The old folk song laments, “Oh, give me a home where the buffalo roam.”
For 140 years, that song conjured images of a home in the old
west. These days, though, American bison are found all over the United States and Canada.
According to the National Bison Association, buffalo roam on bison ranches in all 50 states. Georgia Buffalo Inc. is one of those ranches.
This 47-acre ranch is on U.S. 17 in McIntosh County, several miles north of Darien.
“We have 25 head (of buffalo) right now,” business and marketing manager Sherry DiSimone said. “By 2015, we hope to have 200 head. We also plan to have a general store featuring our bison meat as well as local produce and the leatherwork of local artists.”
DiSimone, who also manages the company website, www.georgiabuffalo.com, said their company is “social-media driven,” thriving on social-media contacts, plus word-of-mouth through local restaurants and meat markets.
She said several restaurants, a natural foods store on St. Simons Island and meat markets in Darien, Ludowici and Richmond Hill carry their high-protein, low-fat meat.

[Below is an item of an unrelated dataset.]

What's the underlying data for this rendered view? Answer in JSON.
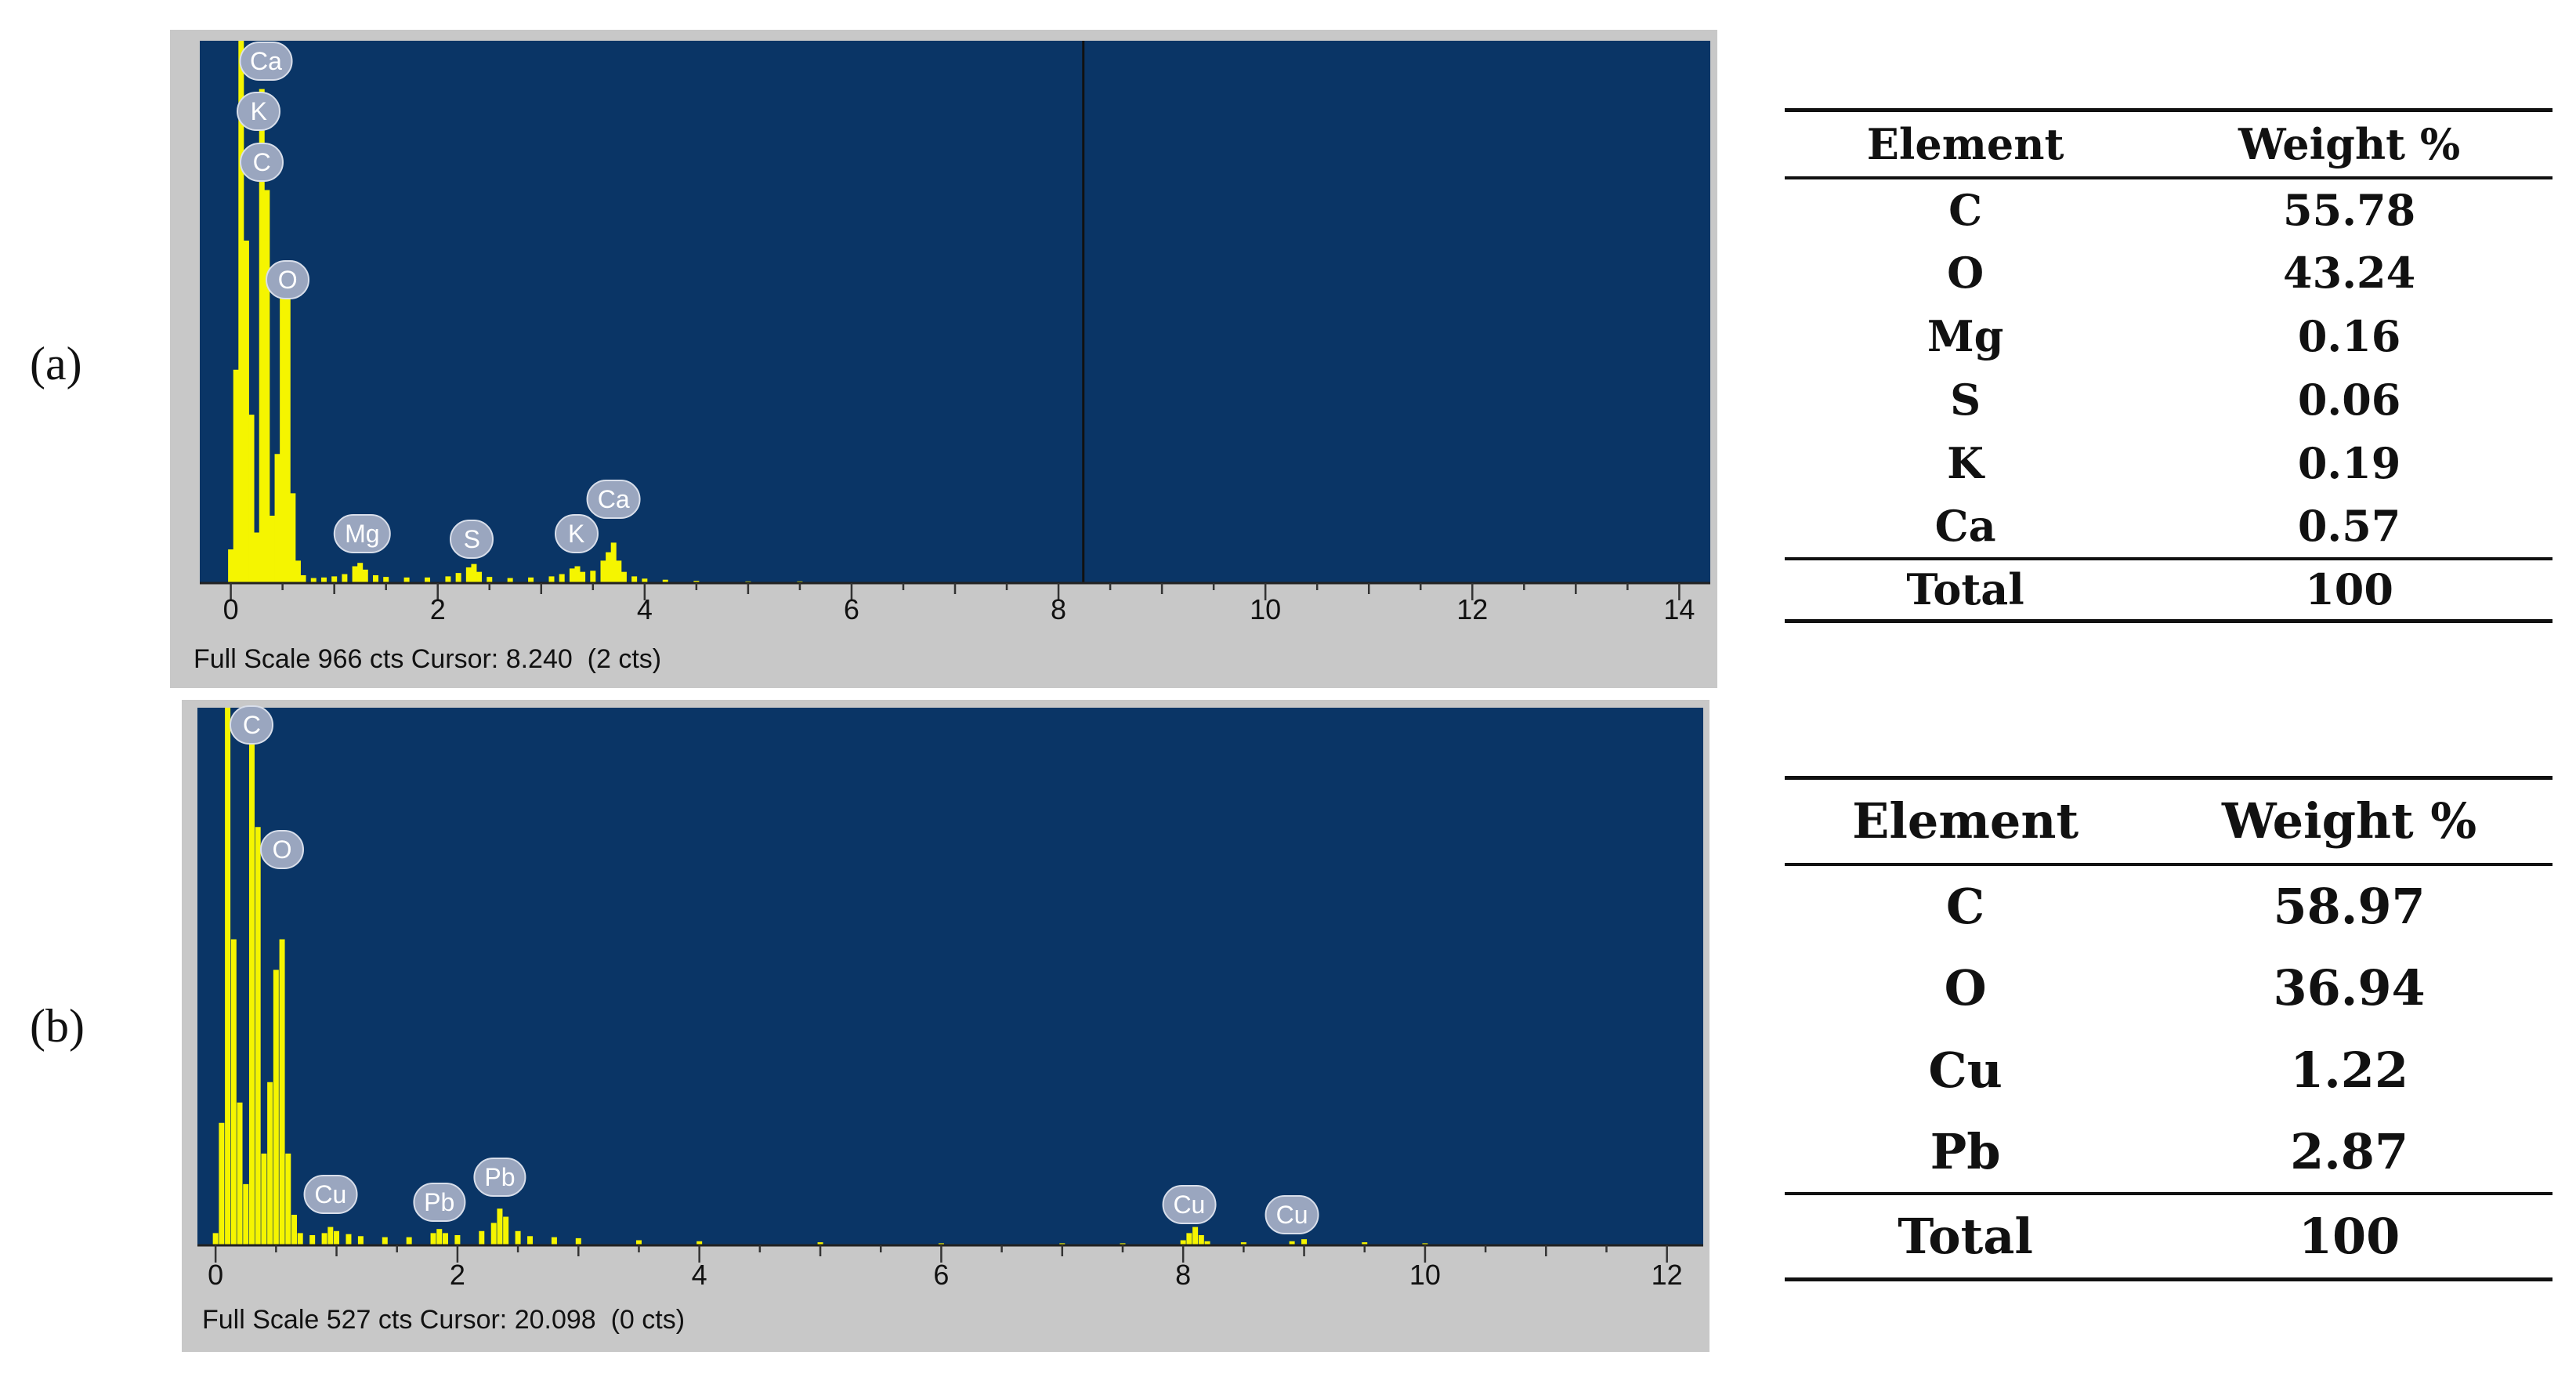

The U.S. Department of Agriculture recently provided them with a sales and marketing grant to promote the health benefits of “America’s original red meat” — buffalo.
“Buffalo is very lean,” said DiSimone, who added that they plan to have video links on their website of chefs demonstrating how to cook bison in ways to maximize the flavor. “When we make bison blue-cheese burgers, I mix a lot of olive oil in the burger to keep the burger from being too dry. My kids love it. In fact, I recently caught two of my daughters trying to bribe our 4-year-old out of the other half of her bison burger after they’d eaten their burgers.”

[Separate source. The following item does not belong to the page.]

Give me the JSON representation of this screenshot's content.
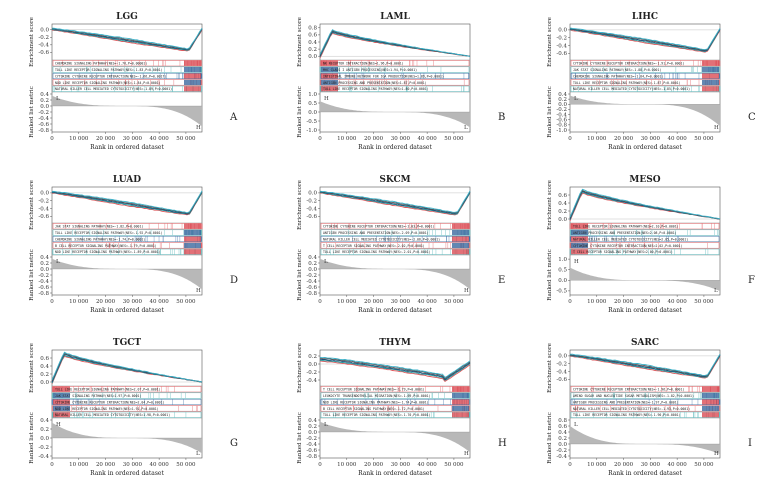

Owner and operator Troy Bivens said he came into bison ranching after a lifetime in the construction business in Florida and Georgia. He moved to Brunswick 16 years ago and bought the land for the ranch about two years ago, but he didn’t release his first buffalo on the property until six months ago.
“I have an uncle in Minnesota who runs about 600 head on his ranch, and I have a friend in North Carolina who runs about 400 head,” he said. “I had helped them out on their ranches and got to thinking this was something I’d like to do.”
Bivens admitted that starting a buffalo ranch is more expensive than cattle ranching, noting that a bison calf costs around $1,500 compared with about $500 for a beef calf. And you can’t handle buffalo the way you do cattle, he said.
The National Bison Association reminds would-be ranchers that buffalo are not domesticated animals. They require special handling corrals and techniques that differ from cattle ranching. Bivens said when he and ranch hand Don Williams were preparing their first bison for slaughter, they had to be extra careful. They’ve learned to use low-stress handling to keep their bison calm, which helps create a healthier herd and high-quality meat.
Ranchers also have to watch out for predators. Bivens has lost three young calves in recent weeks. He suspects that coyotes are the culprits, but they’ve seen evidence of some large bobcats, too. He and Williams are devising ways to protect future calves.
“All of our bison are slaughtered between 24 and 30 months old,” he said, noting his bison are grass-fed and hormone, steroid and antibiotic-free. “Right now, we have to take them to Lyons, Ga., because local slaughter houses are unfamiliar with buffalo.”
Bivens said Georgia Buffalo Inc. plans to start doing guided tours at the ranch starting in May so future customers can have an up-close view of the buffalo herd. Following the tour, lunch would be provided.
The American bison was on the endangered species list a century ago, but according to the National Bison Association, there now are about 200,000 bison on private lands and another 20,000 on public lands. The bison industry started in the mid-1960s but gained momentum in the late 1980s.
The website said there now are more than 4,400 private bison ranches in the United States.